Simply put, this jacket just feels right when you put it on. The combination of fuzzy lining (a personal favorite), athletic fit, and just enough stretch to be comfortably mobile makes for a very wearable piece of fourth season gear. What surprised me, however, is the amount of warmth this jacket provided for its size. The trim fit is significantly slimmer than most winter shells I’m used to wearing, but that just helps ensure there’s no place for cold air to gather between the jacket and your body.

The winter-weight softshell is insulating in itself, but most of the heat is due to every square inch of the jacket’s lining being covered with high-loft fleece for maximum warmth. The only downside is that you want to make sure the weather’s cold enough to warrant such a heat-generating machine; even though the fabric breaths reasonably well, I would quickly become uncomfortably warm on sunny days in the lower fifties.

The outer shell is described as ‘highly water resistant,’ so I wouldn’t recommend taking this on an extended trip where precip is in the forecast (or even likely). However, I wouldn’t hesitate to use it for day hikes, regardless if the weatherman is predicting a deluge of snow. Even after enduring several hours of sleet and rain in the western Sierras, my layer underneath the jacket was perfectly dry. However, the Welder wet out after a couple hours, so drying out in the lodge was crucial to using it again the next day.
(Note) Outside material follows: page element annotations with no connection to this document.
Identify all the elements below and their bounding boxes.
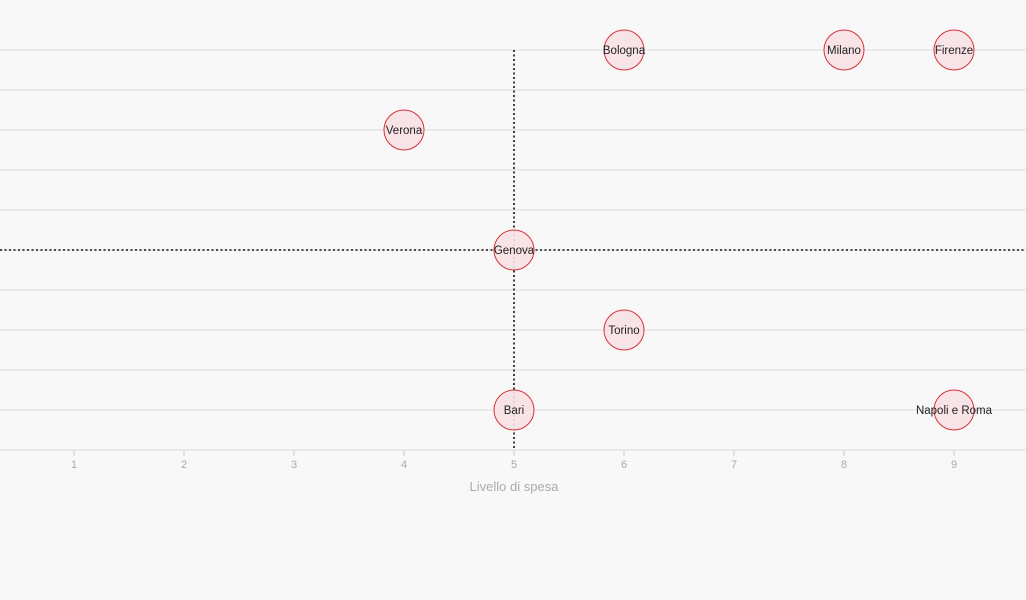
point-label: Milano <box>827 45 861 57</box>
x-tick-label: 8 <box>841 459 847 471</box>
bubble[interactable] <box>603 309 645 351</box>
data-point[interactable]: Genova <box>493 229 535 271</box>
x-tick-label: 7 <box>731 459 737 471</box>
x-axis-title: Livello di spesa <box>470 479 560 494</box>
bubble[interactable] <box>933 29 975 71</box>
point-label: Napoli e Roma <box>916 405 993 417</box>
data-point[interactable]: Napoli e Roma <box>916 389 993 431</box>
point-label: Bologna <box>603 45 646 57</box>
bubble[interactable] <box>933 389 975 431</box>
point-label: Verona <box>386 125 423 137</box>
point-label: Firenze <box>935 45 973 57</box>
data-point[interactable]: Firenze <box>933 29 975 71</box>
bubble[interactable] <box>603 29 645 71</box>
data-points: Bologna Milano Firenze Verona Genova Torino Ba… <box>383 29 993 431</box>
x-tick-label: 5 <box>511 459 517 471</box>
x-tick-label: 3 <box>291 459 297 471</box>
point-label: Torino <box>608 325 639 337</box>
x-tick-label: 9 <box>951 459 957 471</box>
bubble[interactable] <box>493 229 535 271</box>
x-tick-label: 6 <box>621 459 627 471</box>
data-point[interactable]: Torino <box>603 309 645 351</box>
x-axis: 1 2 3 4 5 6 7 8 9 <box>71 450 957 471</box>
bubble[interactable] <box>493 389 535 431</box>
point-label: Bari <box>504 405 524 417</box>
bubble[interactable] <box>823 29 865 71</box>
x-tick-label: 4 <box>401 459 407 471</box>
data-point[interactable]: Bologna <box>603 29 646 71</box>
point-label: Genova <box>494 245 535 257</box>
x-tick-label: 2 <box>181 459 187 471</box>
data-point[interactable]: Bari <box>493 389 535 431</box>
bubble[interactable] <box>383 109 425 151</box>
x-tick-label: 1 <box>71 459 77 471</box>
data-point[interactable]: Verona <box>383 109 425 151</box>
data-point[interactable]: Milano <box>823 29 865 71</box>
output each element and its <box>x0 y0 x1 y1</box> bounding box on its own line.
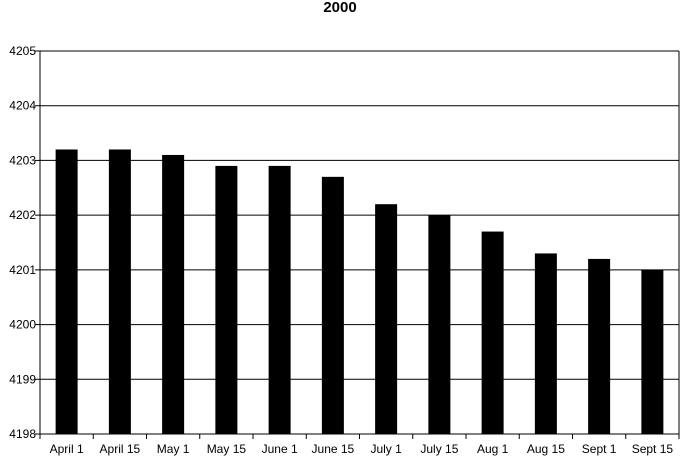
bar <box>55 149 78 434</box>
y-tick-label: 4202 <box>9 208 36 222</box>
y-tick-label: 4205 <box>9 44 36 58</box>
y-tick-label: 4199 <box>9 372 36 386</box>
x-tick-label: May 1 <box>157 442 190 456</box>
x-tick-label: April 15 <box>100 442 141 456</box>
x-tick-label: April 1 <box>50 442 84 456</box>
x-tick-label: Aug 1 <box>477 442 509 456</box>
bar <box>375 204 398 434</box>
bar <box>428 215 451 434</box>
y-tick-label: 4198 <box>9 427 36 441</box>
bar <box>588 258 611 434</box>
x-tick-label: June 1 <box>262 442 298 456</box>
x-tick-label: Aug 15 <box>527 442 565 456</box>
y-tick-label: 4204 <box>9 99 36 113</box>
x-tick-label: Sept 1 <box>582 442 617 456</box>
x-tick-label: Sept 15 <box>632 442 674 456</box>
x-tick-label: June 15 <box>312 442 355 456</box>
bar <box>321 176 344 435</box>
bar <box>268 165 291 434</box>
bar <box>162 154 185 434</box>
bar <box>481 231 504 434</box>
y-tick-label: 4201 <box>9 263 36 277</box>
bar <box>215 165 238 434</box>
y-tick-label: 4200 <box>9 318 36 332</box>
y-tick-label: 4203 <box>9 153 36 167</box>
bar <box>641 269 664 434</box>
bar <box>108 149 131 434</box>
x-tick-label: May 15 <box>207 442 247 456</box>
bar <box>534 253 557 434</box>
x-tick-label: July 15 <box>420 442 458 456</box>
chart-title: 2000 <box>323 0 357 16</box>
x-tick-label: July 1 <box>370 442 402 456</box>
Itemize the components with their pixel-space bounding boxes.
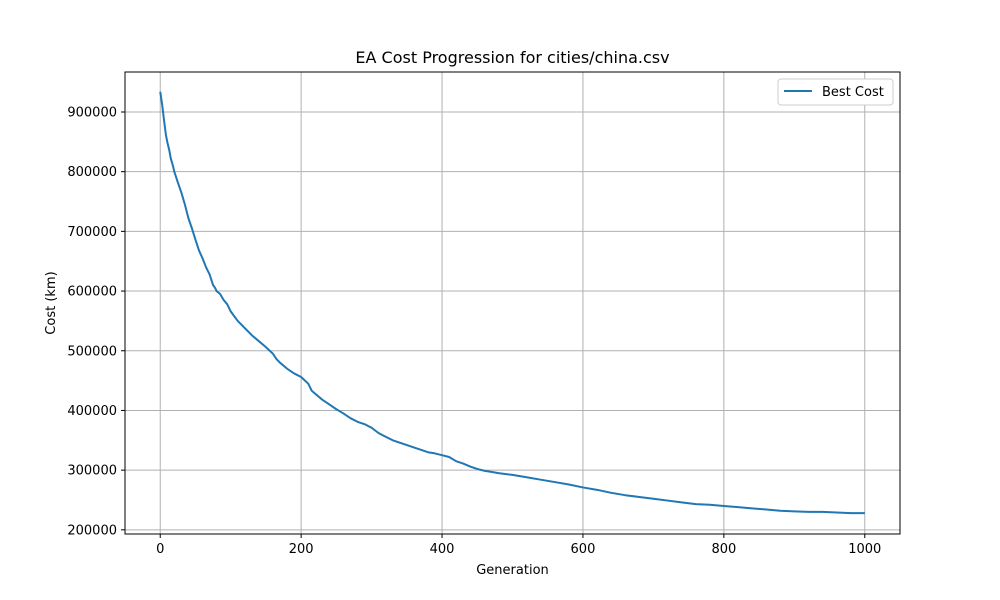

The technical details are well thought out. The hood easily covers a climbing helmet, but it’s a bit of a stretch for some ski/snowboard lids.

The hood also cinches down nicely while still providing a wide field of vision for winter sports sans helmet; as a bonus, the fuzzy lining kept my ears as warm as most of the beanies I own (and felt twice as nice!). The pit zips are shorter than I’m used to, but there was still enough airflow to be effective. There’s also mesh over the zips to keep out any wayward snow, should you unexpectedly find yourself face first in some fresh powder. Speaking of which, there’s no integrated powder skirt, but the tail has enough coverage to ensure the bottom of the jacket stays well below your waistline.

What really puts this jacket over the top for me, however, is the daily use I get out of it. It’s the first backpacking jacket I’ve worn in a long time that got the thumbs up from the girlfriend as suitable for urban use (although that hasn’t stopped me in the past), and consequently it has become my go-to for everyday attire. I used to just leave it on the hook by the front door, but I had to start hiding it after some of my friends discovered why I liked it so much; I had trouble getting it back after ‘someone’ borrowed it for a week to run a quick afternoon errand.

Bottom Line: Whether you need an athletic top for aerobic winter endeavors or just have a penchant for fuzzy lining, this jacket will keep you toasty. Bummer: the price is a bit steep for a jacket that’s not fully waterproof.